Breaking In – A new show this season on FOX, Breaking In followed Bret’s character Cameron Price, a computer expert who is recruited by a security firm that specializes in breaking in to secure locations to test their existing security systems. In its brief run, the series sawCam pine over his beautiful co-worker Melanie, played by Odette Annable. The cast also included cash, a nerdy fanboy gadget expert, who was constantly dropping references to pop culture, including re-making the entire Star Wars trilogy starring him in every role. Christian Slater played Oz, the owner of Contra Security, the eccentric boss who was constantly manipulating the staff into doing whatever he needed. The show was full of funny and nerdy moments, including an office-wide Nerf gun fight that ends with Oz firing a very real arrow through the water cooler to break it up. Or cash having to face off against a Ninja Turtle at Comicon to retrieve a copy of Goonies 2, a movie they had been hired to protect. Apparently a victim of low ratings, the show only lasted a brief 7 episodes on FOX this season.
Three times now, (four if you count V) I have been burned by shows starring Bret Harrison, but I will keep tuning in whenever I see him in the cast of a new program. I hope the next one sticks, and America sees just how brilliant and funny a comedic actor Bret is.
I checked, all episodes of Reaper are available on Netflix instant watch, and the Loop is available on DVD from them as well. Do yourself a favor and check them both out.
Re-watch it With Your Kids: The Littles
As a parent, if you’re like me, you want to share things from your own childhood with your kids. As a child of the 80’s, I naturally wanted to share some of my favorite Saturday morning and after school cartoons with my boys. Unfortunately, many of the shows I remember fondly do not hold up well at all. My most glaring example of this was Voltron, which now I realize is terribly cheesy and badly written.
Imagine my surprise, then, when one of the shows I remember as pretty cheesy turned out to be much better than I remember. My wife started the boys watching the Littles, a show about a group of mouse-sized people who live in the walls of regular-sized people’s homes.

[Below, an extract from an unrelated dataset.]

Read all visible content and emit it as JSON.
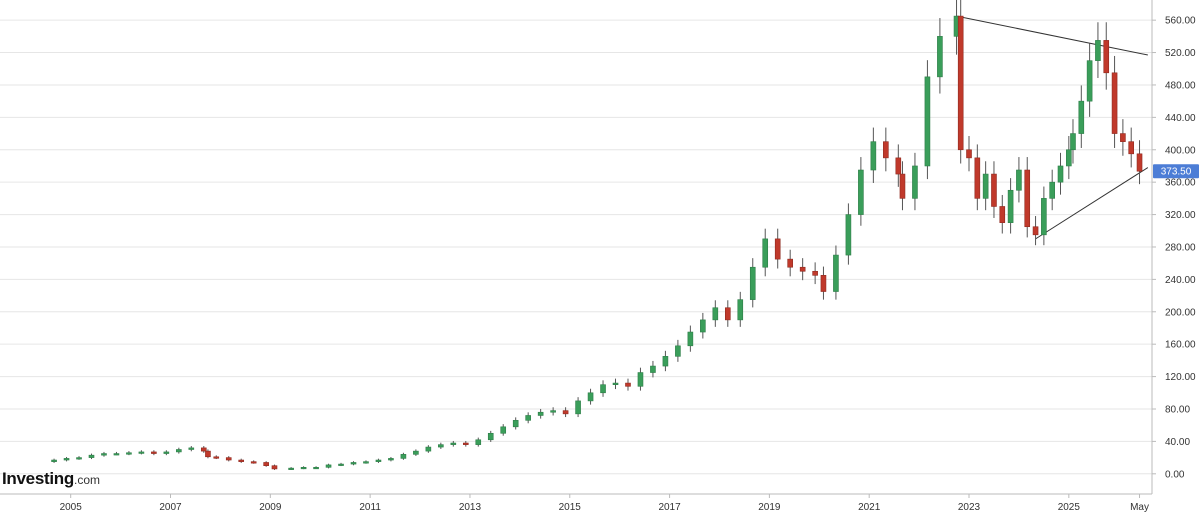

The Littles ran for three seasons on ABC on Saturday Mornings from 1983 – 1985, and had a movie, Titles Here Come the Littles in 1985. The main characters are a family of Littles, Including the young Tom and Lucy, their parents Frank and Helen, their older cousin Dinky and their Grandpa, imaginatively named Grandpa Little. They all live in the walls of the house of Henry Bigg, a human who accidentally discovered their existence, and has come to be a friend to them.
The show follows the Littles as they get into and out of all sorts of trouble. The real surprise to me, though, is the mature themes the series deals with fairly regularly. The Littles are often in danger of capture by a scientist named Dr. Hunter who is obsessed with proving their existence to the world. In one episode, the Littles help a little girl whose mother has a problem with prescription drugs by tricking her into thinking she’s hallucinating. In another, they are run out of their homes by giant evil-looking rats. They also deal with drinking, and in a later episode, a couple of guys who would be called terrorists today, who try to gas an entire art museum full of people. Later episodes see the Littles following the Bigg family (Henry’s parents are archeologists) on trips around the world.
The show is still aimed at children, of course, and more often deals with lighter themes, but it is refreshing to watch a show that doesn’t write for children as if they are all stupid, as so many of its contemporary shows did. Yes, it’s almost thirty years old, but I you have kids and want to share a bit of the 80s with them, check out the Littles on Netflix, the movie and all 29 episodes of the show are available to view instantly. My 3 and 5 year old boys can’t get enough of it.